I am trying to compute the mod2 cohomology of the semi direct product $G = S^1 \rtimes \mathbb{Z}/2$ using the extension
$$ 1\rightarrow S^1 \rightarrow G \rightarrow\mathbb{Z}/2\rightarrow 1$$
and the HLS spectral sequence associated to it.
We get then that
$$E_2 = H^*(S^1) \otimes H^*(\mathbb{Z}/2) = \mathbb{F}_2[c,w]$$ where $|c|=2$ and $|w|=1$ are the respective generators.
the second differential depends on the value $d_2(w) = \alpha c$ where $\alpha \in \{0,1\}$.
I am stuck here and I do not know how to compute the value of $\alpha$. I know that if $\alpha = 0$ then $H^*(G) = E_\infty = E_2$ (which is kind of strange cause this is the cohomology of the direct product though).
I really appreciate any help/comment.
Thanks to the comments and edits from the people involved in the OP I got the following; if there is still any mistake please don't hesitate commenting.
To compute the cohomology of $G$, I will use the Lyndon-Hochschild-Serre Spectral Sequence associated to the extension
$$1 \rightarrow S^1 \rightarrow G \rightarrow \mathbb{Z}/2 \rightarrow 1$$
where the $E_2$ page of such spectral sequence is given by
$$E_2^{p,q} \cong H^p(\mathbb{Z}/2; H^q(S^1))$$
where $\mathbb{Z}/2$ acts on $H^q(S^1)$ trivially. (In general the action of $\mathbb{Z}/2 = \{\pm 1\}$ over $H^q(S^1;\mathbb{Z})$ is given by $\pm 1 \cdot c = \pm c$)**.
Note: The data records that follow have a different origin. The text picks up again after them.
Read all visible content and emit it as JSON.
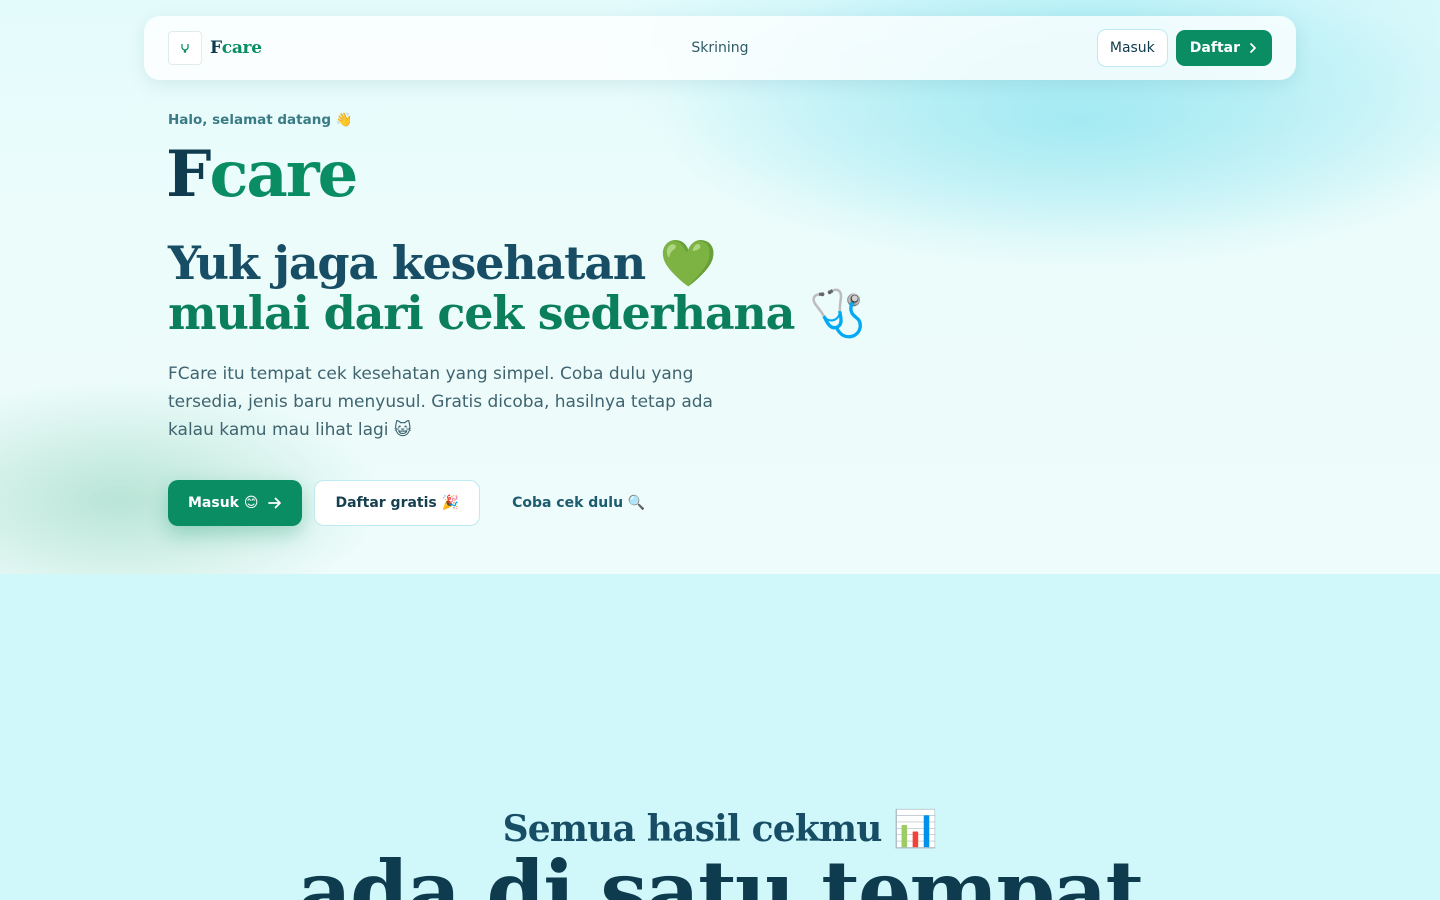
{
  "nav": {
    "brand_f": "F",
    "brand_rest": "care",
    "links": [
      "Skrining"
    ],
    "login_label": "Masuk",
    "register_label": "Daftar"
  },
  "hero": {
    "greeting": "Halo, selamat datang 👋",
    "title_f": "F",
    "title_rest": "care",
    "tagline_line1": "Yuk jaga kesehatan 💚",
    "tagline_line2": "mulai dari cek sederhana 🩺",
    "description": "FCare itu tempat cek kesehatan yang simpel. Coba dulu yang tersedia, jenis baru menyusul. Gratis dicoba, hasilnya tetap ada kalau kamu mau lihat lagi 😺",
    "cta_login": "Masuk 😊",
    "cta_register": "Daftar gratis 🎉",
    "cta_try": "Coba cek dulu 🔍"
  },
  "section": {
    "subtitle": "Semua hasil cekmu 📊",
    "title": "ada di satu tempat"
  },
  "colors": {
    "primary": "#0a8d63",
    "dark": "#0e3b4d",
    "background": "#d3f8fb"
  }
}
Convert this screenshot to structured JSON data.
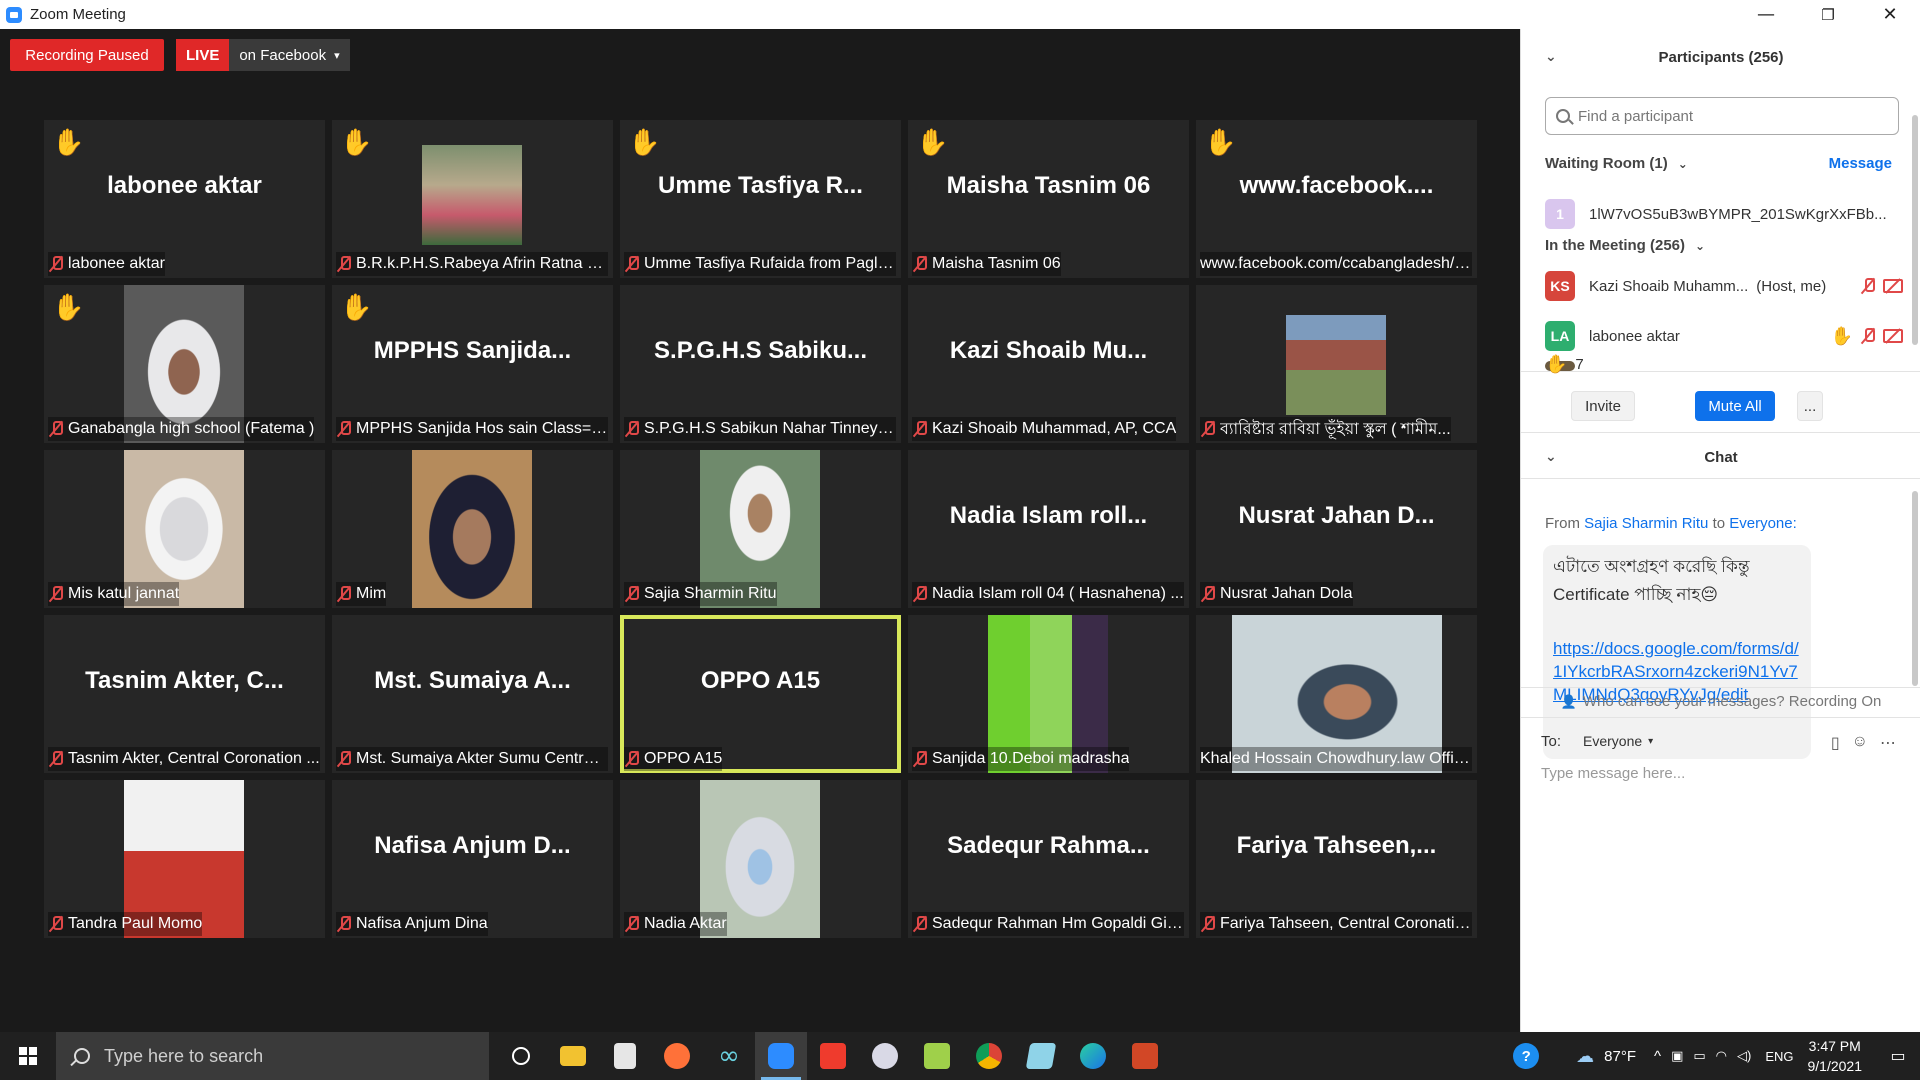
{
  "window": {
    "title": "Zoom Meeting",
    "controls": {
      "minimize": "—",
      "restore": "❐",
      "close": "✕"
    }
  },
  "top_bar": {
    "recording_label": "Recording Paused",
    "live_label": "LIVE",
    "stream_label": "on Facebook",
    "dropdown_glyph": "▾"
  },
  "tiles": [
    {
      "big": "labonee aktar",
      "label": "labonee aktar",
      "hand": true,
      "photo": null
    },
    {
      "big": "",
      "label": "B.R.k.P.H.S.Rabeya Afrin Ratna clas...",
      "hand": true,
      "photo": "monument"
    },
    {
      "big": "Umme  Tasfiya  R...",
      "label": "Umme Tasfiya Rufaida from Pagla ...",
      "hand": true,
      "photo": null
    },
    {
      "big": "Maisha Tasnim 06",
      "label": "Maisha Tasnim 06",
      "hand": true,
      "photo": null
    },
    {
      "big": "www.facebook....",
      "label": "www.facebook.com/ccabangladesh/li...",
      "hand": true,
      "photo": null,
      "no_mic": true
    },
    {
      "big": "",
      "label": "Ganabangla high school (Fatema )",
      "hand": true,
      "photo": "girl-white-hijab"
    },
    {
      "big": "MPPHS  Sanjida...",
      "label": "MPPHS Sanjida Hos sain Class=10",
      "hand": true,
      "photo": null
    },
    {
      "big": "S.P.G.H.S  Sabiku...",
      "label": "S.P.G.H.S Sabikun Nahar Tinney ro...",
      "hand": false,
      "photo": null
    },
    {
      "big": "Kazi  Shoaib  Mu...",
      "label": "Kazi Shoaib Muhammad, AP, CCA",
      "hand": false,
      "photo": null
    },
    {
      "big": "",
      "label": "ব্যারিষ্টার রাবিয়া ভূঁইয়া স্কুল ( শামীম...",
      "hand": false,
      "photo": "man-outdoor"
    },
    {
      "big": "",
      "label": "Mis katul jannat",
      "hand": false,
      "photo": "girl-mask"
    },
    {
      "big": "",
      "label": "Mim",
      "hand": false,
      "photo": "girl-dark-hijab"
    },
    {
      "big": "",
      "label": "Sajia Sharmin Ritu",
      "hand": false,
      "photo": "girl-classroom"
    },
    {
      "big": "Nadia  Islam  roll...",
      "label": "Nadia Islam roll 04  ( Hasnahena) ...",
      "hand": false,
      "photo": null
    },
    {
      "big": "Nusrat  Jahan  D...",
      "label": "Nusrat Jahan Dola",
      "hand": false,
      "photo": null
    },
    {
      "big": "Tasnim  Akter,  C...",
      "label": "Tasnim Akter, Central Coronation ...",
      "hand": false,
      "photo": null
    },
    {
      "big": "Mst.  Sumaiya  A...",
      "label": "Mst. Sumaiya Akter Sumu Central...",
      "hand": false,
      "photo": null
    },
    {
      "big": "OPPO A15",
      "label": "OPPO A15",
      "hand": false,
      "photo": null,
      "active": true
    },
    {
      "big": "",
      "label": "Sanjida 10.Deboi madrasha",
      "hand": false,
      "photo": "green-room"
    },
    {
      "big": "",
      "label": "Khaled Hossain Chowdhury.law Offic...",
      "hand": false,
      "photo": "man-headset",
      "no_mic": true
    },
    {
      "big": "",
      "label": "Tandra Paul Momo",
      "hand": false,
      "photo": "man-red"
    },
    {
      "big": "Nafisa  Anjum  D...",
      "label": "Nafisa Anjum Dina",
      "hand": false,
      "photo": null
    },
    {
      "big": "",
      "label": "Nadia Aktar",
      "hand": false,
      "photo": "girl-mask-blue"
    },
    {
      "big": "Sadequr  Rahma...",
      "label": "Sadequr Rahman Hm Gopaldi Girl...",
      "hand": false,
      "photo": null
    },
    {
      "big": "Fariya  Tahseen,...",
      "label": "Fariya Tahseen, Central Coronation...",
      "hand": false,
      "photo": null
    }
  ],
  "participants": {
    "header": "Participants (256)",
    "search_placeholder": "Find a participant",
    "waiting_room": {
      "title": "Waiting Room (1)",
      "message_label": "Message",
      "entry": {
        "initial": "1",
        "name": "1lW7vOS5uB3wBYMPR_201SwKgrXxFBb..."
      }
    },
    "in_meeting": {
      "title": "In the Meeting (256)",
      "rows": [
        {
          "initials": "KS",
          "name": "Kazi Shoaib Muhamm...",
          "role": "(Host, me)",
          "color": "#d6453b"
        },
        {
          "initials": "LA",
          "name": "labonee aktar",
          "role": "",
          "color": "#2eae6f"
        }
      ]
    },
    "raised_hands": "7",
    "buttons": {
      "invite": "Invite",
      "mute_all": "Mute All",
      "more": "..."
    }
  },
  "chat": {
    "header": "Chat",
    "from_prefix": "From",
    "from_name": "Sajia Sharmin Ritu",
    "to_word": "to",
    "to_name": "Everyone:",
    "message_text": "এটাতে অংশগ্রহণ করেছি কিন্তু Certificate পাচ্ছি নাহ😔",
    "message_link": "https://docs.google.com/forms/d/1IYkcrbRASrxorn4zckeri9N1Yv7MLIMNdQ3qoyRYvJg/edit",
    "who_can_see": "Who can see your messages? Recording On",
    "to_label": "To:",
    "to_value": "Everyone",
    "input_placeholder": "Type message here..."
  },
  "taskbar": {
    "search_placeholder": "Type here to search",
    "weather": "87°F",
    "language": "ENG",
    "time": "3:47 PM",
    "date": "9/1/2021"
  },
  "colors": {
    "recording_red": "#e02828",
    "active_speaker": "#d8e85a",
    "zoom_blue": "#0e71eb"
  }
}
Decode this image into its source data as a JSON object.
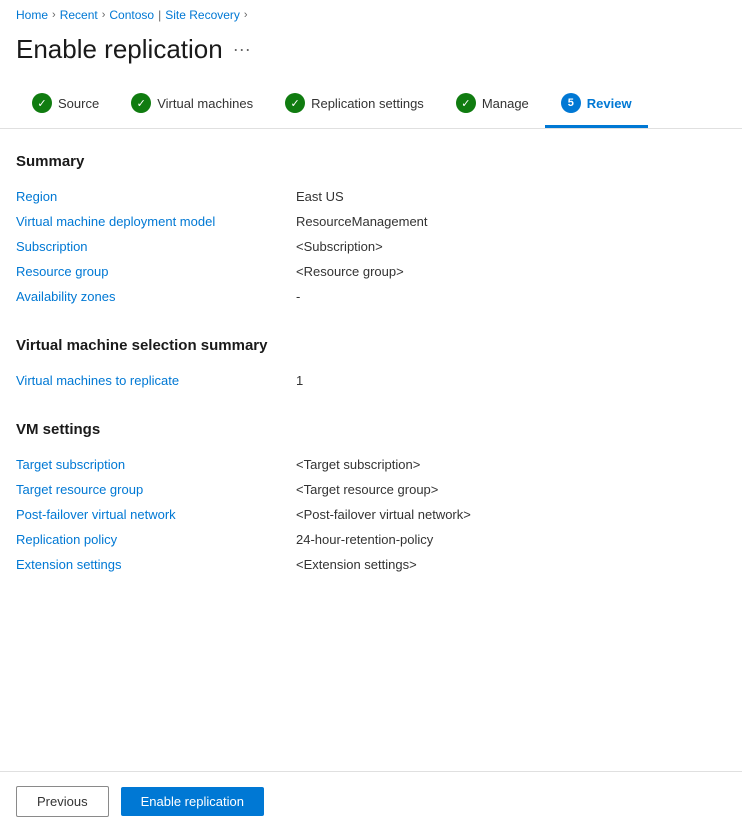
{
  "breadcrumb": {
    "home": "Home",
    "recent": "Recent",
    "contoso": "Contoso",
    "site_recovery": "Site Recovery"
  },
  "page": {
    "title": "Enable replication",
    "menu_icon": "···"
  },
  "tabs": [
    {
      "id": "source",
      "label": "Source",
      "state": "completed"
    },
    {
      "id": "virtual-machines",
      "label": "Virtual machines",
      "state": "completed"
    },
    {
      "id": "replication-settings",
      "label": "Replication settings",
      "state": "completed"
    },
    {
      "id": "manage",
      "label": "Manage",
      "state": "completed"
    },
    {
      "id": "review",
      "label": "Review",
      "state": "active",
      "badge": "5"
    }
  ],
  "summary_section": {
    "title": "Summary",
    "rows": [
      {
        "label": "Region",
        "value": "East US"
      },
      {
        "label": "Virtual machine deployment model",
        "value": "ResourceManagement"
      },
      {
        "label": "Subscription",
        "value": "<Subscription>"
      },
      {
        "label": "Resource group",
        "value": "<Resource group>"
      },
      {
        "label": "Availability zones",
        "value": "-"
      }
    ]
  },
  "vm_selection_section": {
    "title": "Virtual machine selection summary",
    "rows": [
      {
        "label": "Virtual machines to replicate",
        "value": "1"
      }
    ]
  },
  "vm_settings_section": {
    "title": "VM settings",
    "rows": [
      {
        "label": "Target subscription",
        "value": "<Target subscription>",
        "is_link": false
      },
      {
        "label": "Target resource group",
        "value": "<Target resource group>",
        "is_link": false
      },
      {
        "label": "Post-failover virtual network",
        "value": "<Post-failover virtual network>",
        "is_link": false
      },
      {
        "label": "Replication policy",
        "value": "24-hour-retention-policy",
        "is_link": true
      },
      {
        "label": "Extension settings",
        "value": "<Extension settings>",
        "is_link": false
      }
    ]
  },
  "footer": {
    "previous_label": "Previous",
    "enable_label": "Enable replication"
  }
}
This implies that the $E_2$ page decomposes into the first quadrant spectral sequence $$E_2 \cong H^*(\mathbb{Z}/2) \otimes H^*(S^1) \cong \mathbb{F}_2[w,c],$$ and the differential $d_2$ depends only on the values over $w$ and $c$ respectively since it is a derivation; indeed, $d_2(w) = 0$ since $w$ lies on the $x$-axis of the spectral sequence, and $d_2(c) = 0$ since $d_2(c) \in E^{2,1}_2 = H^2(\mathbb{Z}/2)\otimes H^1(S^1) = 0$.
Therefore, $d_2 = 0$ implying that the spectral sequence degenerates at page 2 and thus $E_2 \cong E_\infty \cong H^*(G)$.
**Thanks to @Hari Rau-Murthy for the clarification